Die Blockflöte

Seit Januar 2006 spiele ich Blockflöte und dachte bis zu dem damaligen Anfang, dass Blockflöte immer bedeutet, dass furchtbar falsches Gefiepe an Weihnachten einem ein gezwungenes Lächeln entlocken muss wegen der lieben Kleinen, die sich abmühen.

Aber mittlerweile kenne ich all die verschiedenen Blockflöten und meine Lieblingsflöte ist der Subbass, den Herr Pätzold macht und den könnt ihr euch hier mal ansehen und -hören:

Viele lachen über diese Flöte, weil sie „wie aus Pressspan aussieht“ oder auch lächelnd kommentiert wird mit „Das ist doch eine IKEA-Flöte“ .

Nein, das ist eine richtig echte Flöte, ein teures Musikinstrument mit dem man herrlich Musik machen kann.
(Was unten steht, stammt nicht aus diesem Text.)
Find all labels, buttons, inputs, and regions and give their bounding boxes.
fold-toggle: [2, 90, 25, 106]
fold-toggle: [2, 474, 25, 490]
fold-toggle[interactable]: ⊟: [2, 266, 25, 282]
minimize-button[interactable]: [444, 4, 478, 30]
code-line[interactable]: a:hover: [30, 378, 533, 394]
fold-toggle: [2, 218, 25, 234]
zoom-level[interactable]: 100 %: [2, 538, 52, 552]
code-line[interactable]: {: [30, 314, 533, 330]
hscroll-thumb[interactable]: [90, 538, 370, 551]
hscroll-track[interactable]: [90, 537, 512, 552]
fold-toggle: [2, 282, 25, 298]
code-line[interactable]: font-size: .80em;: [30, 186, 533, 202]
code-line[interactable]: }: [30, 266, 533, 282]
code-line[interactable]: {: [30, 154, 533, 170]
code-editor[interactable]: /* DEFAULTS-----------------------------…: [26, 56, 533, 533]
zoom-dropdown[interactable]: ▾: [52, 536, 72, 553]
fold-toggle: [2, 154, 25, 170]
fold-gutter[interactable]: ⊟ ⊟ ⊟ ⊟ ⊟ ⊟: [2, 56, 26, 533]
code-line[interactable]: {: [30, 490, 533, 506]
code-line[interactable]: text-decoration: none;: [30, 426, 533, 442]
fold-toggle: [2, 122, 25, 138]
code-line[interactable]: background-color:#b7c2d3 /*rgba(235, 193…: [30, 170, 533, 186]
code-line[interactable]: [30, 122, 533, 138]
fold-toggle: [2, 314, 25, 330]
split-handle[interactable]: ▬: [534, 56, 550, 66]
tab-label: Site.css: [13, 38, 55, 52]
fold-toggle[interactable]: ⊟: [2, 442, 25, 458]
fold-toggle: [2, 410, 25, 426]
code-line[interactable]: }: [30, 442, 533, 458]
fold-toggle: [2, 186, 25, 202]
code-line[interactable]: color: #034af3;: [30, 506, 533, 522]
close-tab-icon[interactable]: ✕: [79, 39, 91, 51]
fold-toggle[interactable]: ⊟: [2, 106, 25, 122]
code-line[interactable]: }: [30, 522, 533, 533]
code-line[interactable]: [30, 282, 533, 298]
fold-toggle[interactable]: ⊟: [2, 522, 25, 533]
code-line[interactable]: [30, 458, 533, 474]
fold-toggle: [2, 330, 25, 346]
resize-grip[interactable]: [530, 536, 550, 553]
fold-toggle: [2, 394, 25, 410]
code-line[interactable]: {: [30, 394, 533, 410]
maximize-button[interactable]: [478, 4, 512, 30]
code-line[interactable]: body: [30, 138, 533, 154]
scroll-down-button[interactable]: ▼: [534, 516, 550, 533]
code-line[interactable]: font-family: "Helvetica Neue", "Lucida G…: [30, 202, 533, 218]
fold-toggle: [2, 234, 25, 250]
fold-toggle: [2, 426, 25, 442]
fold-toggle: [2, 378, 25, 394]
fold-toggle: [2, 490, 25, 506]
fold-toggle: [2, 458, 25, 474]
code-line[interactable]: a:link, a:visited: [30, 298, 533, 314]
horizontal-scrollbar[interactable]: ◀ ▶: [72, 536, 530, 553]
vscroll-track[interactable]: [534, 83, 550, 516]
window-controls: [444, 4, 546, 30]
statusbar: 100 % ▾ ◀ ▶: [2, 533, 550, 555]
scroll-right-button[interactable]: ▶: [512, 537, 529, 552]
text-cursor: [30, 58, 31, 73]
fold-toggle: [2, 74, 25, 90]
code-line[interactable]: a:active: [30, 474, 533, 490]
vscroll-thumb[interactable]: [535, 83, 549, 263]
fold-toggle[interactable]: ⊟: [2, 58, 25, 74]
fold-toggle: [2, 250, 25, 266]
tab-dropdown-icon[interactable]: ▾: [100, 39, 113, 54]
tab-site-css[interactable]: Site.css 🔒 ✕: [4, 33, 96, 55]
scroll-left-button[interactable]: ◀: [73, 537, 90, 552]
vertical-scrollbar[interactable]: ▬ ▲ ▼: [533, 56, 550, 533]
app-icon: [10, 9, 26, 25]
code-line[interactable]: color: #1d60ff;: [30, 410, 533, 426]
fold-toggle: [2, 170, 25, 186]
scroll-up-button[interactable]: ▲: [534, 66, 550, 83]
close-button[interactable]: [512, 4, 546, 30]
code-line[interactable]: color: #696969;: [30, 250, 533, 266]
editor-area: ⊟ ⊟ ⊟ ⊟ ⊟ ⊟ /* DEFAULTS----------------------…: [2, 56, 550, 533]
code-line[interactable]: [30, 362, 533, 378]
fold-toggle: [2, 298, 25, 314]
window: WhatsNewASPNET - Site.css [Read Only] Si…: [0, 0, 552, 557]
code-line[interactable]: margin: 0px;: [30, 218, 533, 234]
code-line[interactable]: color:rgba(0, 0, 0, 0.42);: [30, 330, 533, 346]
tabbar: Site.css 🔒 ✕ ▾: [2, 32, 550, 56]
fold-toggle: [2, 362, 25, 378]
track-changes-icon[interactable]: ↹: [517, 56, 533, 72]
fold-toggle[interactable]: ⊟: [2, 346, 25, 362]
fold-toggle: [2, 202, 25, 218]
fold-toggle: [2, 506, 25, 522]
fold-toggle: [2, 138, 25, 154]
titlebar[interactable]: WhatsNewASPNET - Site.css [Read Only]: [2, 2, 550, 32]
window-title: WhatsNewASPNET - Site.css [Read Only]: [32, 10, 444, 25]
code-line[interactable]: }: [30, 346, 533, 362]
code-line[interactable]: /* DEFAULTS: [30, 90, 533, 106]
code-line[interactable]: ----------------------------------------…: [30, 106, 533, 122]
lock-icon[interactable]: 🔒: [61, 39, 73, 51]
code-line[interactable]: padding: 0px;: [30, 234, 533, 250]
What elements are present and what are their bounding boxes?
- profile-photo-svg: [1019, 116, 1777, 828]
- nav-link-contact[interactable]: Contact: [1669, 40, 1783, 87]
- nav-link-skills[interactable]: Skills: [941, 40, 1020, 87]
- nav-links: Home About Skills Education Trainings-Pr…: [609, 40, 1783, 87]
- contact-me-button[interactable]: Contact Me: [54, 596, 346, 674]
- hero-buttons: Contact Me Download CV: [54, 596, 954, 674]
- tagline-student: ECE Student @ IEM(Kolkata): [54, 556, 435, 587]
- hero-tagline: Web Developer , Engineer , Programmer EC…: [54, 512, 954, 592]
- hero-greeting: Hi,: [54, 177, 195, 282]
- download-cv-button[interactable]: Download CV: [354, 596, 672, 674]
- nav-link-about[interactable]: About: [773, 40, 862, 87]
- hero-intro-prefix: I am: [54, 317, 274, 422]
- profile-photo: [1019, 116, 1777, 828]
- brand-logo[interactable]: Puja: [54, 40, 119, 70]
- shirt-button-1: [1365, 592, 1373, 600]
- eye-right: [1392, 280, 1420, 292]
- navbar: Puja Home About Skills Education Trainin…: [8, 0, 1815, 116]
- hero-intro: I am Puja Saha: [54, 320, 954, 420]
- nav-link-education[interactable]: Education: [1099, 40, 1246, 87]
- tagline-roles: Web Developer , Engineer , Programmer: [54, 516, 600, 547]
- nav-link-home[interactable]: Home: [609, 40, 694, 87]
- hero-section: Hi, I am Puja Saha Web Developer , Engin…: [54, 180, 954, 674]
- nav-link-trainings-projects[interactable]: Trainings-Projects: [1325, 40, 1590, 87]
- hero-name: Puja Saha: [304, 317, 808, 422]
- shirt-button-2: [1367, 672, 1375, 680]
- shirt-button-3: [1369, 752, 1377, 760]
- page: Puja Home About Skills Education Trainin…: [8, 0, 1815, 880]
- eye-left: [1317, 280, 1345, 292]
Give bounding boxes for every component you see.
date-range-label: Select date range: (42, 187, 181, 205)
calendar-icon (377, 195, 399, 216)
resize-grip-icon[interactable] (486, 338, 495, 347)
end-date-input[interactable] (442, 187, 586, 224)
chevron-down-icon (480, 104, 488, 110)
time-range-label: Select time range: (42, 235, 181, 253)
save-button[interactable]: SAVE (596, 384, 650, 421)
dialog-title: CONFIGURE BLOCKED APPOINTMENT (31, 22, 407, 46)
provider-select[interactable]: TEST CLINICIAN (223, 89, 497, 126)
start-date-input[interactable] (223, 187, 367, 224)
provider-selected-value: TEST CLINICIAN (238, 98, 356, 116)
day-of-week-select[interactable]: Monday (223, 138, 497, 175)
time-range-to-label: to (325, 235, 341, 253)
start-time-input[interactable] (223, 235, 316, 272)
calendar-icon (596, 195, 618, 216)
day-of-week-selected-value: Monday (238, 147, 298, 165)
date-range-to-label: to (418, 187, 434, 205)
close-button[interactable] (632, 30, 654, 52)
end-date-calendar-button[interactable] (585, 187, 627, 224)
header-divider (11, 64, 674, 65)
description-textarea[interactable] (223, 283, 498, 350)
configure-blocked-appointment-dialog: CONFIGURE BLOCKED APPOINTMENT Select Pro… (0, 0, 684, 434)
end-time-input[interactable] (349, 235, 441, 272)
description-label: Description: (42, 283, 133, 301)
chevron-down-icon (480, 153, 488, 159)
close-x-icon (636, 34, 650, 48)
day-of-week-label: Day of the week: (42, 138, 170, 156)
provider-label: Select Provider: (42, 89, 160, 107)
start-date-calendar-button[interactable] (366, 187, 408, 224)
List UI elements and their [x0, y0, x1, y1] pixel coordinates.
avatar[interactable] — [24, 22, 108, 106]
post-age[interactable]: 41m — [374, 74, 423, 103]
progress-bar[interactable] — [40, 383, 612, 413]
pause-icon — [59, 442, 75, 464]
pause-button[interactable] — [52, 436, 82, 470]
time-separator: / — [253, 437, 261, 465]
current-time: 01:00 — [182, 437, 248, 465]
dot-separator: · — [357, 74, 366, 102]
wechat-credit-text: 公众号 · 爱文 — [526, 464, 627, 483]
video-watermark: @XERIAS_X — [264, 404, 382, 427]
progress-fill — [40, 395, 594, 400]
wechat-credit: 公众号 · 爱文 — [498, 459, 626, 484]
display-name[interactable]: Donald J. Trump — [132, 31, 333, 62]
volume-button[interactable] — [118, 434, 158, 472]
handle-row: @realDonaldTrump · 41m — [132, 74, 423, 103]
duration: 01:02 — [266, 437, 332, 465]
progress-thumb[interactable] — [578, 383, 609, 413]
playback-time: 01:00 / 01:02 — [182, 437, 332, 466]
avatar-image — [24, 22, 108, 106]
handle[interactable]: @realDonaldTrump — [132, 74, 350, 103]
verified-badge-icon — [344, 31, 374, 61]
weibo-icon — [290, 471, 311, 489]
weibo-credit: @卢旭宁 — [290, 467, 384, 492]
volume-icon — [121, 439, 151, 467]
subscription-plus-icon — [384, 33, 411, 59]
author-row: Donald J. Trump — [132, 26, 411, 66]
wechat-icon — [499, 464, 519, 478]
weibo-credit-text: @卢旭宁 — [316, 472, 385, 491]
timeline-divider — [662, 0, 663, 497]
Ich selber ziehe diesen Subbass deshalb anderen Herstellern vor, weil die Klappen herrlich mitklappern und wenn man mal moderen Musik macht (was selten ist auf einer Blockflöte), dann kann all das Klappern und Draufschlagen einfach wundervoll integriert werden.

Ich spiele seit der Gründung des Blockflötenorchesters Sankt Augustin in 2008 mit und habe großen Spaß mit der Gruppe, den Stücken und dem Dirigenten. Mein Lieblingsspruch von ihm gegenüber meiner Person ist „Das Problem zwischen uns beiden ist, dass sie das Denken übernehmen wollen. Aber hier denke nur ich.“

Übrigens kann jeder in so einem Blockflötenorchester mitspielen. Du wirst ja in der Regel nicht den Sopran (Solo) übernehmen, sondern je tiefer die Flöte, desto mehr kannst du dich auch in einer Masse von anderen Flöten verstecken und Herr Schnabel sagt deutlich „Wenn sie nicht alle Töne spielen können, dann versuchen sie es auch nicht.“ Dann spielt man halt immer nur die Eins oder nur die 4 oder …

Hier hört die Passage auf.